Wednesday, 28 August 2013

Linkee on' Dragon's Den'

I think you probably know me well enough that it doesn’t come as a complete shock to you when I say that I have not been averse to making the odd bob or two from quizzing when the opportunity has arisen. A few months ago a friend of mine who supplies questions to, well, basically to anyone who wants them, asked if I fancied putting together some question sets for a game called Linkee. I won’t lie, I had a go. To be fair they do invite you within the game itself to have a go and send them questions for nothing, and if it gets used in a future edition, then your name will feature on the card. Sorry guys, but I prefer the cash. Well, the reason why I mention it now is that I’ve just got round to watching Sunday’s edition of “Dragon’s Den”. The Linkee people were featured on it, pitching the Linkee game and brand to the dragons offering £50,000 for 10% of the company. If you want to see it for yourself it’s 30 minutes into the show.

If you’re not familiar with the game, well, basically it’s all about connections. The game consists of question cards. Each card has 4 questions. The QM reads out the first, and the selected player answers – or not, in which case it goes across. The answers to all 4 questions on the card are linked. As soon as any player knows the link, they shout out ‘Linkee!’ and give the connection to win that set of cards. Each card has a letter on the back, one of the letters of the name of the game. Once you collect all 6 letters to spell out Linkee, then you win.

Well, that’s basically it, anyway. At the risk of biting the hand that has fed me I will make a couple of observations. Speaking as at least a student of the quiz games genre if not a connoisseur, it’s not a bad game at all, and there are a lot worse out there. However, on Dragon’s Den the guys described it as ‘anti genius’ , saying that you don’t actually have to know very much to be ‘the smartest person in the room’. In addition the packaging does make a boast of the fact that the most serious quizzers are no more likely to win than any other player. I beg to differ. Even allowing for the randomizing factor of the letter collecting a serious quizzer will have read, or encountered a lot of these connections before in quizzes, and is more likely to spot them earlier. Let me give you an example of how this works, although not one from the actual game. Last week Rob from Lemurs produced the quiz in the rugby club, and bloomin’ good it was, too. After the first round it was obvious that he was asking connections questions. So when one set started with the question “What did Yankee Doodle call the feather in his hat?” I immediately said "The connection is penguins!” George of my team looked at me, shook his head, laughed, and said “How do you know things like that?” or words to that effect. Well, it’s pretty simple really. Most people know that Yankee Doodle called it macaroni. So if the connection begins that way then it’s most likely to be either the mundane connection of types of pasta, or the better connection of species of penguin. Not only that, but whenever I hear macaroni as part of a connection, then that connection is penguins. I’ve even used the same connection in one of my own quizzes. So it’s penguin, alright?! No, I didn’t say this to George, but I’m sure you know where I’m coming from. Well, the same principle works with the game. There are some good, original questions sets in it, but a lot that regular quizzers will have encountered before.

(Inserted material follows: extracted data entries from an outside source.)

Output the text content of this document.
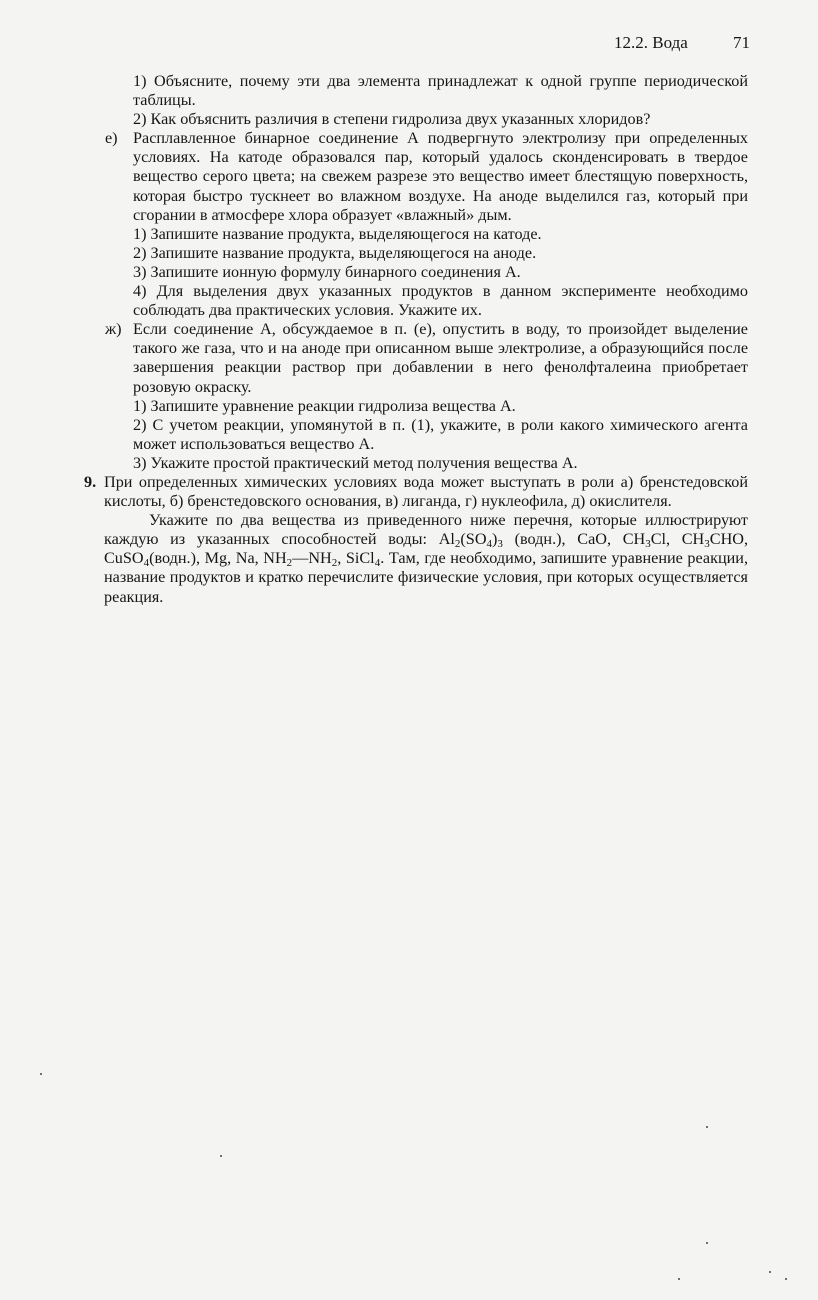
12.2. Вода	71

1) Объясните, почему эти два элемента принадлежат к одной группе периодической таблицы.

2) Как объяснить различия в степени гидролиза двух указанных хлоридов?

е) Расплавленное бинарное соединение А подвергнуто электролизу при определенных условиях. На катоде образовался пар, который удалось сконденсировать в твердое вещество серого цвета; на свежем разрезе это вещество имеет блестящую поверхность, которая быстро тускнеет во влажном воздухе. На аноде выделился газ, который при сгорании в атмосфере хлора образует «влажный» дым.

1) Запишите название продукта, выделяющегося на катоде.

2) Запишите название продукта, выделяющегося на аноде.

3) Запишите ионную формулу бинарного соединения А.

4) Для выделения двух указанных продуктов в данном эксперименте необходимо соблюдать два практических условия. Укажите их.

ж) Если соединение А, обсуждаемое в п. (е), опустить в воду, то произойдет выделение такого же газа, что и на аноде при описанном выше электролизе, а образующийся после завершения реакции раствор при добавлении в него фенолфталеина приобретает розовую окраску.

1) Запишите уравнение реакции гидролиза вещества А.

2) С учетом реакции, упомянутой в п. (1), укажите, в роли какого химического агента может использоваться вещество А.

3) Укажите простой практический метод получения вещества А.

9. При определенных химических условиях вода может выступать в роли а) бренстедовской кислоты, б) бренстедовского основания, в) лиганда, г) нуклеофила, д) окислителя.

Укажите по два вещества из приведенного ниже перечня, которые иллюстрируют каждую из указанных способностей воды: $Al_2(SO_4)_3$ (водн.), CaO, $CH_3Cl$, $CH_3CHO$, CuSO$_4$(водн.), Mg, Na, $NH_2—NH_2$, SiCl$_4$. Там, где необходимо, запишите уравнение реакции, название продуктов и кратко перечислите физические условия, при которых осуществляется реакция.
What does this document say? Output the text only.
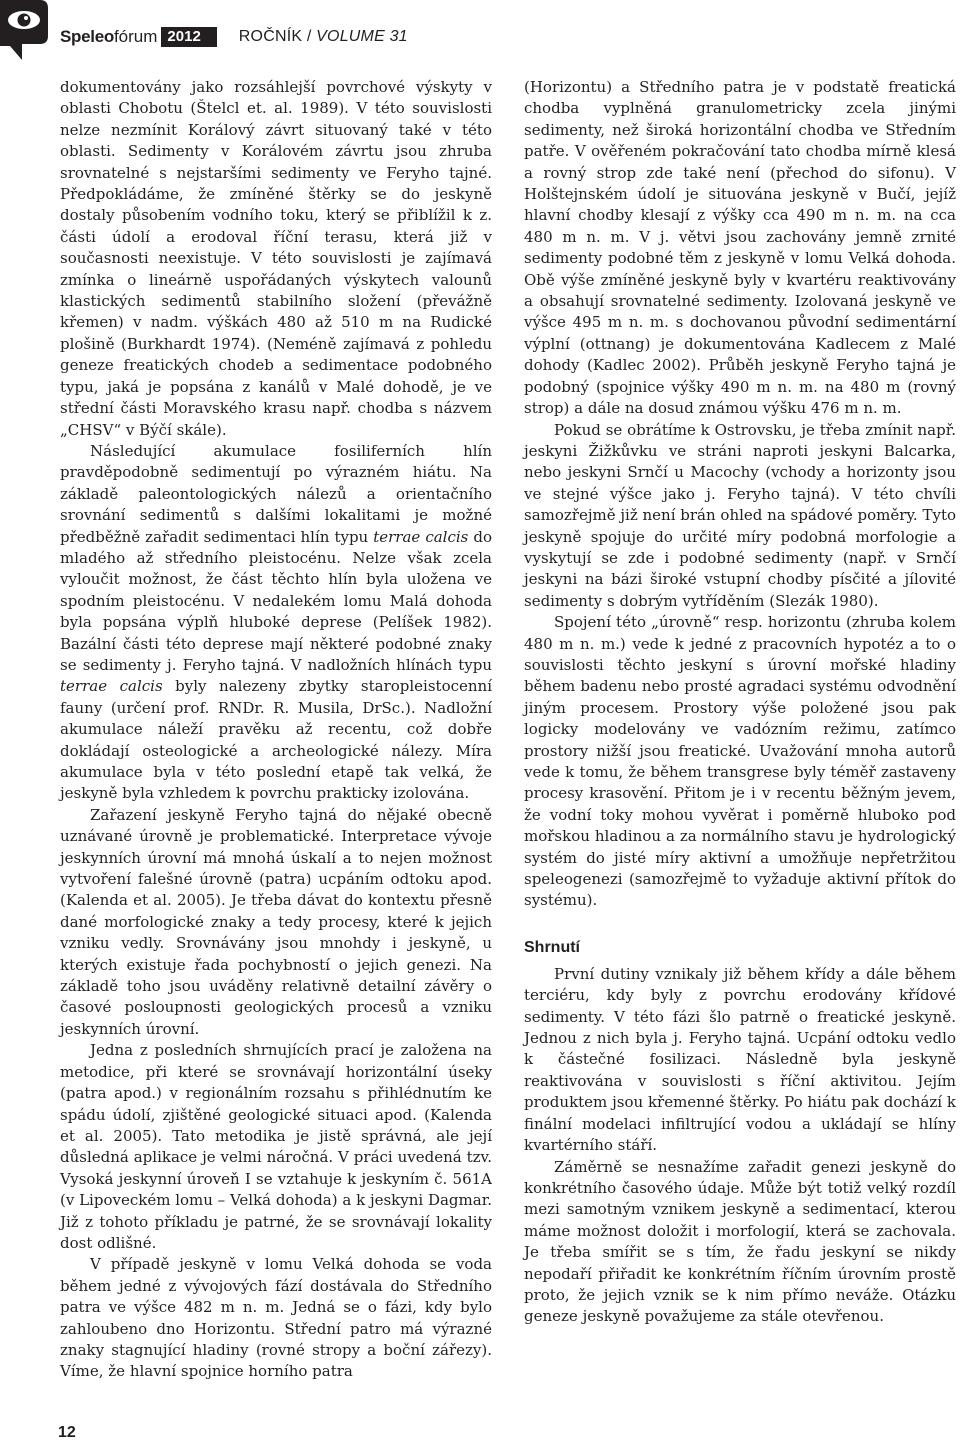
Speleo fórum 2012	ROČNÍK / VOLUME 31

dokumentovány jako rozsáhlejší povrchové výskyty v oblasti Chobotu (Štelcl et. al. 1989). V této souvislosti nelze nezmínit Korálový závrt situovaný také v této oblasti. Sedimenty v Korálovém závrtu jsou zhruba srovnatelné s nejstaršími sedimenty ve Feryho tajné. Předpokládáme, že zmíněné štěrky se do jeskyně dostaly působením vodního toku, který se přiblížil k z. části údolí a erodoval říční terasu, která již v současnosti neexistuje. V této souvislosti je zajímavá zmínka o lineárně uspořádaných výskytech valounů klastických sedimentů stabilního složení (převážně křemen) v nadm. výškách 480 až 510 m na Rudické plošině (Burkhardt 1974). (Neméně zajímavá z pohledu geneze freatických chodeb a sedimentace podobného typu, jaká je popsána z kanálů v Malé dohodě, je ve střední části Moravského krasu např. chodba s názvem „CHSV“ v Býčí skále).

Následující akumulace fosiliferních hlín pravděpodobně sedimentují po výrazném hiátu. Na základě paleontologických nálezů a orientačního srovnání sedimentů s dalšími lokalitami je možné předběžně zařadit sedimentaci hlín typu terrae calcis do mladého až středního pleistocénu. Nelze však zcela vyloučit možnost, že část těchto hlín byla uložena ve spodním pleistocénu. V nedalekém lomu Malá dohoda byla popsána výplň hluboké deprese (Pelíšek 1982). Bazální části této deprese mají některé podobné znaky se sedimenty j. Feryho tajná. V nadložních hlínách typu terrae calcis byly nalezeny zbytky staropleistocenní fauny (určení prof. RNDr. R. Musila, DrSc.). Nadložní akumulace náleží pravěku až recentu, což dobře dokládají osteologické a archeologické nálezy. Míra akumulace byla v této poslední etapě tak velká, že jeskyně byla vzhledem k povrchu prakticky izolována.

Zařazení jeskyně Feryho tajná do nějaké obecně uznávané úrovně je problematické. Interpretace vývoje jeskynních úrovní má mnohá úskalí a to nejen možnost vytvoření falešné úrovně (patra) ucpáním odtoku apod. (Kalenda et al. 2005). Je třeba dávat do kontextu přesně dané morfologické znaky a tedy procesy, které k jejich vzniku vedly. Srovnávány jsou mnohdy i jeskyně, u kterých existuje řada pochybností o jejich genezi. Na základě toho jsou uváděny relativně detailní závěry o časové posloupnosti geologických procesů a vzniku jeskynních úrovní.

Jedna z posledních shrnujících prací je založena na metodice, při které se srovnávají horizontální úseky (patra apod.) v regionálním rozsahu s přihlédnutím ke spádu údolí, zjištěné geologické situaci apod. (Kalenda et al. 2005). Tato metodika je jistě správná, ale její důsledná aplikace je velmi náročná. V práci uvedená tzv. Vysoká jeskynní úroveň I se vztahuje k jeskyním č. 561A (v Lipoveckém lomu – Velká dohoda) a k jeskyni Dagmar. Již z tohoto příkladu je patrné, že se srovnávají lokality dost odlišné.

V případě jeskyně v lomu Velká dohoda se voda během jedné z vývojových fází dostávala do Středního patra ve výšce 482 m n. m. Jedná se o fázi, kdy bylo zahloubeno dno Horizontu. Střední patro má výrazné znaky stagnující hladiny (rovné stropy a boční zářezy). Víme, že hlavní spojnice horního patra

(Horizontu) a Středního patra je v podstatě freatická chodba vyplněná granulometricky zcela jinými sedimenty, než široká horizontální chodba ve Středním patře. V ověřeném pokračování tato chodba mírně klesá a rovný strop zde také není (přechod do sifonu). V Holštejnském údolí je situována jeskyně v Bučí, jejíž hlavní chodby klesají z výšky cca 490 m n. m. na cca 480 m n. m. V j. větvi jsou zachovány jemně zrnité sedimenty podobné těm z jeskyně v lomu Velká dohoda. Obě výše zmíněné jeskyně byly v kvartéru reaktivovány a obsahují srovnatelné sedimenty. Izolovaná jeskyně ve výšce 495 m n. m. s dochovanou původní sedimentární výplní (ottnang) je dokumentována Kadlecem z Malé dohody (Kadlec 2002). Průběh jeskyně Feryho tajná je podobný (spojnice výšky 490 m n. m. na 480 m (rovný strop) a dále na dosud známou výšku 476 m n. m.

Pokud se obrátíme k Ostrovsku, je třeba zmínit např. jeskyni Žižkůvku ve stráni naproti jeskyni Balcarka, nebo jeskyni Srnčí u Macochy (vchody a horizonty jsou ve stejné výšce jako j. Feryho tajná). V této chvíli samozřejmě již není brán ohled na spádové poměry. Tyto jeskyně spojuje do určité míry podobná morfologie a vyskytují se zde i podobné sedimenty (např. v Srnčí jeskyni na bázi široké vstupní chodby písčité a jílovité sedimenty s dobrým vytříděním (Slezák 1980).

Spojení této „úrovně“ resp. horizontu (zhruba kolem 480 m n. m.) vede k jedné z pracovních hypotéz a to o souvislosti těchto jeskyní s úrovní mořské hladiny během badenu nebo prosté agradaci systému odvodnění jiným procesem. Prostory výše položené jsou pak logicky modelovány ve vadózním režimu, zatímco prostory nižší jsou freatické. Uvažování mnoha autorů vede k tomu, že během transgrese byly téměř zastaveny procesy krasovění. Přitom je i v recentu běžným jevem, že vodní toky mohou vyvěrat i poměrně hluboko pod mořskou hladinou a za normálního stavu je hydrologický systém do jisté míry aktivní a umožňuje nepřetržitou speleogenezi (samozřejmě to vyžaduje aktivní přítok do systému).

Shrnutí

První dutiny vznikaly již během křídy a dále během terciéru, kdy byly z povrchu erodovány křídové sedimenty. V této fázi šlo patrně o freatické jeskyně. Jednou z nich byla j. Feryho tajná. Ucpání odtoku vedlo k částečné fosilizaci. Následně byla jeskyně reaktivována v souvislosti s říční aktivitou. Jejím produktem jsou křemenné štěrky. Po hiátu pak dochází k finální modelaci infiltrující vodou a ukládají se hlíny kvartérního stáří.

Záměrně se nesnažíme zařadit genezi jeskyně do konkrétního časového údaje. Může být totiž velký rozdíl mezi samotným vznikem jeskyně a sedimentací, kterou máme možnost doložit i morfologií, která se zachovala. Je třeba smířit se s tím, že řadu jeskyní se nikdy nepodaří přiřadit ke konkrétním říčním úrovním prostě proto, že jejich vznik se k nim přímo neváže. Otázku geneze jeskyně považujeme za stále otevřenou.

12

During their pitch in ‘Dragon’s Den’ the three creators revealed that they had been approached by a TV producer and asked if they’d ever thought of doing a TV version. Hmmm. I can’t help thinking that what would come of it would be a weak, watered down version of ‘Only Connect’ , without Victoria Coren Mitchell to boot.
SPOILERS
I’ll be honest, I thought that they’d priced themselves out of the market completely by giving the company a £500,000 valuation, bearing in mind that they’d only sold 2000 units at the time of recording, still the creators did actually get one offer of funding. Duncan Bannatyne offered the money in return for 40%, which they didn’t want to go for.

Is that it for Linkee, then? Not necessarily. The Dragons have turned down winners before. Certainly the appearance on the show probably won’t do it any harm. Good luck, anyway.

If you want to read my take on Linkee and a lot of other quiz games, past and present, then you can either click on My Web Pages in the adjacent links section, or you could follow this link : -
My Quiz Games Page

2 comments:

Watergrass Jon said...

Knowing a bit about the boardgames industry in the UK I'd offer a little bit of advice to them - forget it. There are literally HUNDREDS of people who have come up with board games (some good, most not) and believe with a religious fervour that theirs will make it big, and they pretty much ALL lose money. There just isn't a market for board games in the UK - it's moribund. Better to try Germany where there is still a reasonable market - but the game had better be good to make it there.

Londinius said...

Hi Watergrass Jon

I haven't actually had any dealings with the creators personally, just put some questions together for someone they contracted to make some for them, so anything I say has to be viewed in this light. I get the impression that they are extremely positive about the game - nothing wrong with that.

Speaking personally, it's not a bad game to play at all, even if I don't agree that it negates the advantage of a serious quizzer. But how many people actually play quiz games at home.

I'm interested to see you mention Germany. One of my current favourite quiz games - Bezzerwizzer - takes its name from the German word for know-it-all. I'm guessing that it was successful in Germany first.